Вмиг над площадью повисла мёртвая тишина, так что стало отчётливо слышно, как от напряжения гудит электричество в фонарях. А затем из толпы долетело первое ещё робкое:
— Лапы прочь!
И изменился в лице оратор, ожидавший заветного: "Вздёрнуть его!", и стала ненужной заготовленная загодя верёвка.
— Пошли вон, собаки! Как посмели?! Бандиты! — всё громче и громче ревел возмущённый люд.
Сама собой сползла с лица сотника самодовольная улыбка, а травинка с плевком улетела куда-то вниз. И ощутив пропитавшую воздух угрозу, всадники златопольских сотен, той, что привезла Винного, и тех двух, что проникли в город ещё днём и разоружили охрану, без команды стали стягивать с плеч винтовки.
Но не было страха у жителей Дмитровска, и не смогли остановить их, ни загремевшие выстрелы, ни взметнувшиеся к слепой черноте неба сабли. Город раздавил захватчиков, смёл мятежников, но не забыл и не простил обидчиков.

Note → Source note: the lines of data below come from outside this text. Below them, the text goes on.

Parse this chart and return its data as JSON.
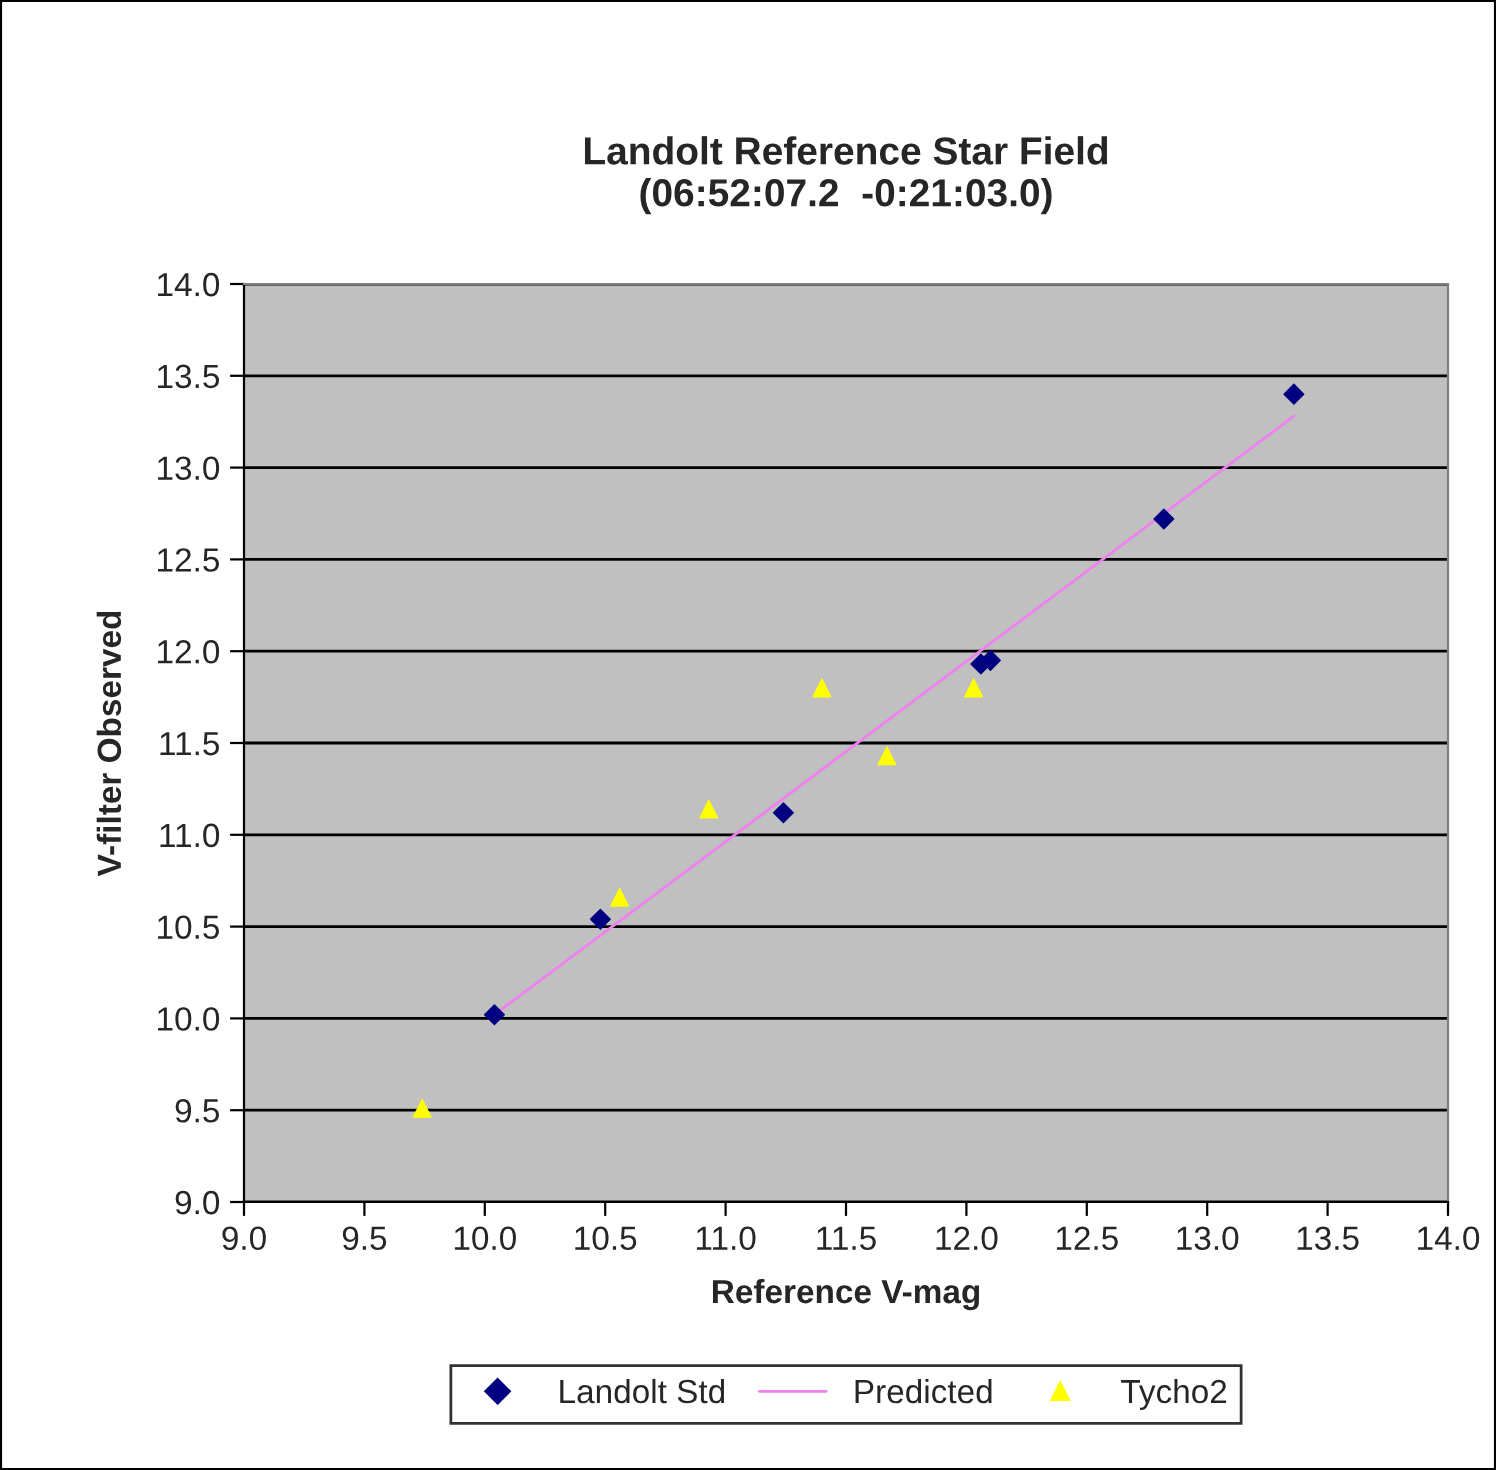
{
  "chart_data": {
    "type": "scatter",
    "title": "Landolt Reference Star Field\n(06:52:07.2  -0:21:03.0)",
    "xlabel": "Reference V-mag",
    "ylabel": "V-filter Observed",
    "xlim": [
      9.0,
      14.0
    ],
    "xticks": [
      {
        "value": 9.0,
        "label": "9.0"
      },
      {
        "value": 9.5,
        "label": "9.5"
      },
      {
        "value": 10.0,
        "label": "10.0"
      },
      {
        "value": 10.5,
        "label": "10.5"
      },
      {
        "value": 11.0,
        "label": "11.0"
      },
      {
        "value": 11.5,
        "label": "11.5"
      },
      {
        "value": 12.0,
        "label": "12.0"
      },
      {
        "value": 12.5,
        "label": "12.5"
      },
      {
        "value": 13.0,
        "label": "13.0"
      },
      {
        "value": 13.5,
        "label": "13.5"
      },
      {
        "value": 14.0,
        "label": "14.0"
      }
    ],
    "ylim": [
      9.0,
      14.0
    ],
    "yticks": [
      {
        "value": 9.0,
        "label": "9.0"
      },
      {
        "value": 9.5,
        "label": "9.5"
      },
      {
        "value": 10.0,
        "label": "10.0"
      },
      {
        "value": 10.5,
        "label": "10.5"
      },
      {
        "value": 11.0,
        "label": "11.0"
      },
      {
        "value": 11.5,
        "label": "11.5"
      },
      {
        "value": 12.0,
        "label": "12.0"
      },
      {
        "value": 12.5,
        "label": "12.5"
      },
      {
        "value": 13.0,
        "label": "13.0"
      },
      {
        "value": 13.5,
        "label": "13.5"
      },
      {
        "value": 14.0,
        "label": "14.0"
      }
    ],
    "grid": "y",
    "legend": "bottom",
    "series": [
      {
        "name": "Landolt Std",
        "marker": "diamond",
        "color": "#000080",
        "x": [
          10.04,
          10.48,
          11.24,
          12.06,
          12.1,
          12.82,
          13.36
        ],
        "values": [
          10.02,
          10.54,
          11.12,
          11.93,
          11.95,
          12.72,
          13.4
        ]
      },
      {
        "name": "Predicted",
        "type": "line",
        "marker": "none",
        "line_style": "solid",
        "color": "#ee82ee",
        "x": [
          10.04,
          13.36
        ],
        "values": [
          10.02,
          13.28
        ]
      },
      {
        "name": "Tycho2",
        "marker": "triangle",
        "color": "#ffff00",
        "x": [
          9.74,
          10.56,
          10.93,
          11.4,
          11.67,
          12.03
        ],
        "values": [
          9.51,
          10.66,
          11.14,
          11.8,
          11.43,
          11.8
        ]
      }
    ]
  }
}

Говорят, месть — блюдо, которое подают холодным, но этой же ночью грузились в паромобили вооружённые и злые люди, чтобы вершить правосудие по своему разумению.
— Я никогда не забуду этот страшный день, — поднявшись на борт паромобиля, говорил тем, кто оставался в городе, Винный. — Но день завтрашний станет первым днём новой жизни. Отныне и навсегда наш город будет зваться Новодмитровск, как символ того будущего, к которому мы стремимся, как символ новой жизни. А моя жизнь, вся, без остатка, принадлежит вам и нашему городу. И я клянусь, что никогда больше тут не прольётся кровь!
Махнув рукой, Олег Васильевич сказал рулевому: "поехали", и один за другим четыре паромобиля укатили в ночь.
Златополье спало беспечным сном, не ожидая никаких неприятных сюрпризов, потому найти дом городского головы и захватить того не составило ровным счётом никакого труда. Отчаянная потасовка, пара выстрелов в воздух для острастки и готово. Голову казнили прилюдно. Удивительно, но никто из жителей не протестовал и не вступился, напротив, многие одобрительно кричали и улюлюкали, а кто-то даже хлопал в ладоши, когда того вешали.
Жарко горит уголь в топках, кипят котлы, силой пара раскручивая громадные колёса, и торжественно поют приводные механизмы свою победоносную песнь: "Чух-щух, чух-щух, чух-щух!" — паромобили на всех парах мчатся домой. У самого края стоят, опираясь на перила, господин директор с замом и вглядываются в мглистую даль впереди, а налетающий ветер нещадно треплет их одежду. Небо неотвратимо сереет рассветом, и вот уже становятся видны родные крыши.
Посреди возделываемых полей стоит гордо и непоколебимо он, небольшой и с виду самый обычный. Но город — это, прежде всего, его жители. А люди тут особые, сплоченные и дружные, уверенные в собственных силах, своих лидерах и завтрашнем дне, новые люди.
Из-за горизонта поднимается солнце. В Новодмитровске начинается новый день.